Study Objectives and Overview

This study evaluates the performance of the Agilent 5800 Vertical Dual View ICP-OES equipped with an AVS 7-port switching valve for the rapid, accurate quantification of eight key metals in deep eutectic solvent (DES) leachates. The work employs spiked choline chloride:urea DES samples to simulate real leachates and explores advanced software tools for method development and interference correction.

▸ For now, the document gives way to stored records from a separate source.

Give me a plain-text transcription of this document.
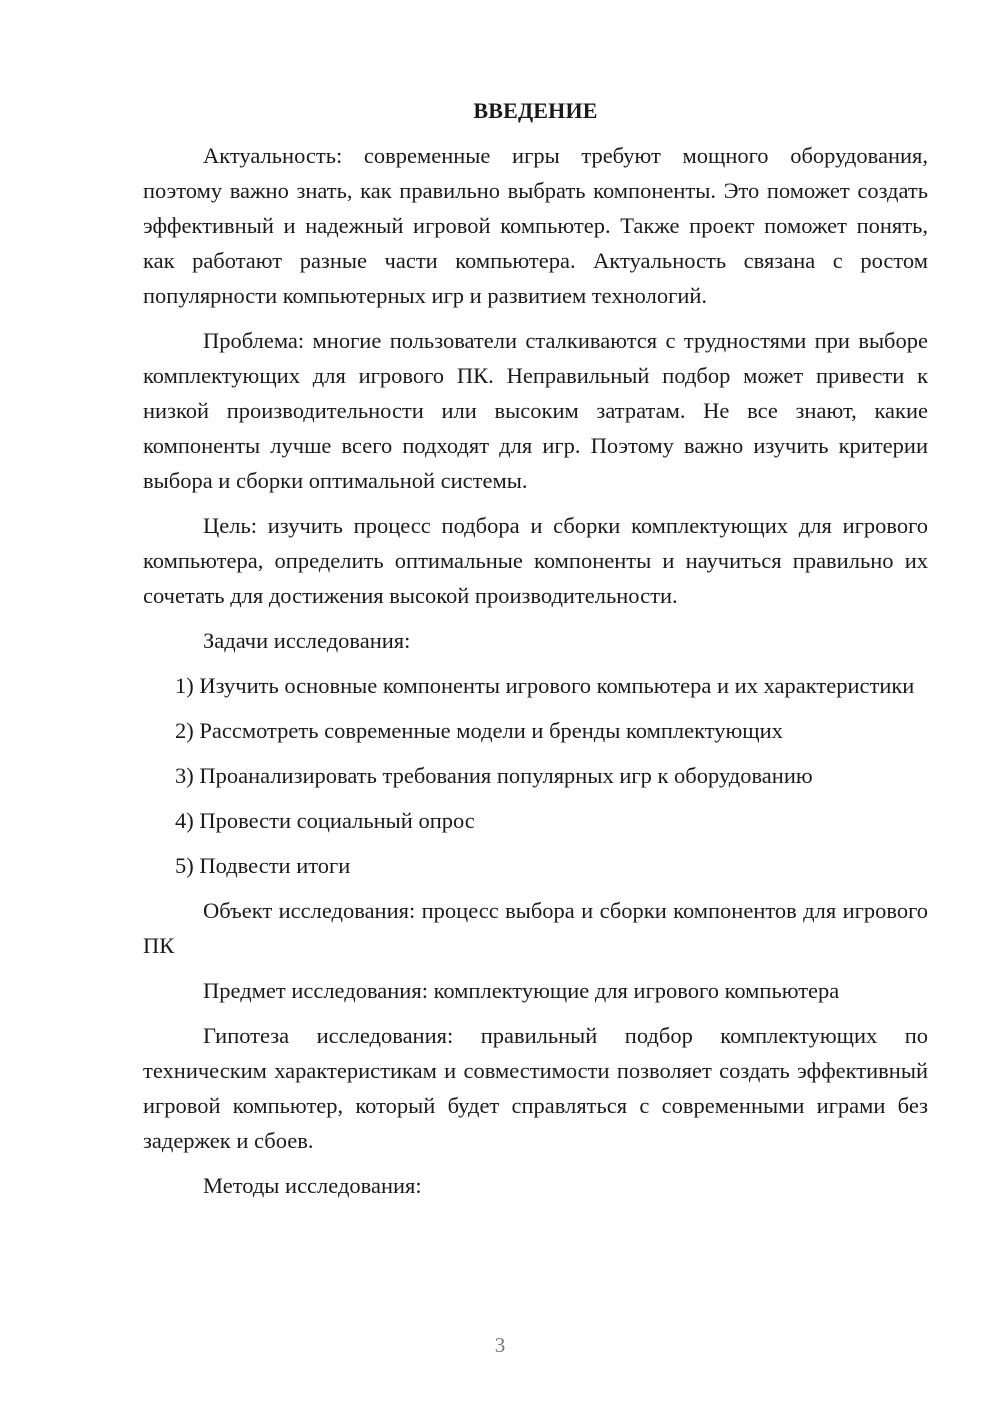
ВВЕДЕНИЕ

Актуальность: современные игры требуют мощного оборудования, поэтому важно знать, как правильно выбрать компоненты. Это поможет создать эффективный и надежный игровой компьютер. Также проект поможет понять, как работают разные части компьютера. Актуальность связана с ростом популярности компьютерных игр и развитием технологий.

Проблема: многие пользователи сталкиваются с трудностями при выборе комплектующих для игрового ПК. Неправильный подбор может привести к низкой производительности или высоким затратам. Не все знают, какие компоненты лучше всего подходят для игр. Поэтому важно изучить критерии выбора и сборки оптимальной системы.

Цель: изучить процесс подбора и сборки комплектующих для игрового компьютера, определить оптимальные компоненты и научиться правильно их сочетать для достижения высокой производительности.

Задачи исследования:

1) Изучить основные компоненты игрового компьютера и их характеристики

2) Рассмотреть современные модели и бренды комплектующих

3) Проанализировать требования популярных игр к оборудованию

4) Провести социальный опрос

5) Подвести итоги

Объект исследования: процесс выбора и сборки компонентов для игрового ПК

Предмет исследования: комплектующие для игрового компьютера

Гипотеза исследования: правильный подбор комплектующих по техническим характеристикам и совместимости позволяет создать эффективный игровой компьютер, который будет справляться с современными играми без задержек и сбоев.

Методы исследования:

3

Methodology and Instrumentation

• Instrumentation: Agilent 5800 VDV ICP-OES, AVS 7 switching valve, SPS 4 autosampler, SeaSpray nebulizer, double-pass glass cyclonic spray chamber, Easy-fit 1.8 mm injector torch
• Software: ICP Expert Pro with IntelliQuant Screening, Fitted Background Correction (FBC) and Fast Automated Curve-fitting Technique (FACT)
• Sample Preparation: ChCl:urea DES (1:2 molar ratio) diluted with 2% HNO₃; spiked solutions at low and high concentration levels; QC and internal standard solutions
• Calibration: Multielement calibration for Al, Co, Cu, Fe, Li, Mn, Ni, and P across 1–100 mg/L and higher ranges with correlation coefficients >0.9999
• Interference Management: FBC for background correction and FACT to resolve Li spectral overlap
• Analysis Workflow: Automated 41 s per sample cycle, reducing argon consumption by 50%

Main Results and Discussion

• Linearity and Precision: All elements showed linear calibration (R > 0.9999) and RSD ≤ 2.2% over seven-hour runs
• Detection Limits: Low LOQs and MDLs achieved for trace analysis after accounting for dilution
• Accuracy: Spike recoveries between 94% and 104% across low and high levels, confirming method reliability
• Stability: 645 analyses over 7 h with recoveries within ±10% and minimal drift
• Software Advantage: IntelliQuant Screening streamlined wavelength selection and calibration range setting

Benefits and Practical Applications

• Environmentally friendly recovery of critical metals using biodegradable solvents
• High-throughput, cost-effective multi-element analysis in complex DES matrices
• Reduced instrument wear and operational costs through automated valve cycling and optimized argon usage

Future Trends and Potential Applications

• Development of novel DES formulations for selective metal leaching
• Integration of inline ICP-OES monitoring in industrial recycling processes
• Creation of certified reference materials for DES matrices to standardize measurements
• Advancement of real-time interference correction and data analytics in complex samples

Conclusion

The Agilent 5800 VDV ICP-OES combined with AVS 7 and IntelliQuant Screening offers a robust, rapid, and precise method for quantifying critical battery metals in deep eutectic solvents, supporting sustainable lithium-ion battery recycling initiatives.

Reference

1. Grand View Research. Battery Market Size, Share & Trends Analysis Report, 2024.
2. Jin S.; Mu D.; Lu Z.; et al. A comprehensive review on the recycling of spent lithium-ion batteries: urgent status and technology advances. Journal of Cleaner Production, 340:130535 (2022).
3. Zhu A.; Bian X.; Han W.; et al. The application of deep eutectic solvents in lithium-ion battery recycling: a comprehensive review. Resources, Conservation and Recycling Advances, 188:106690 (2023).
4. Lu Q.; Chen L.; Li X.; et al. Sustainable and Convenient Recovery of Valuable Metals from Spent Li-Ion Batteries by a One-Pot Extraction Process. ACS Sustainable Chemistry & Engineering, 9(41):13851–13861 (2021).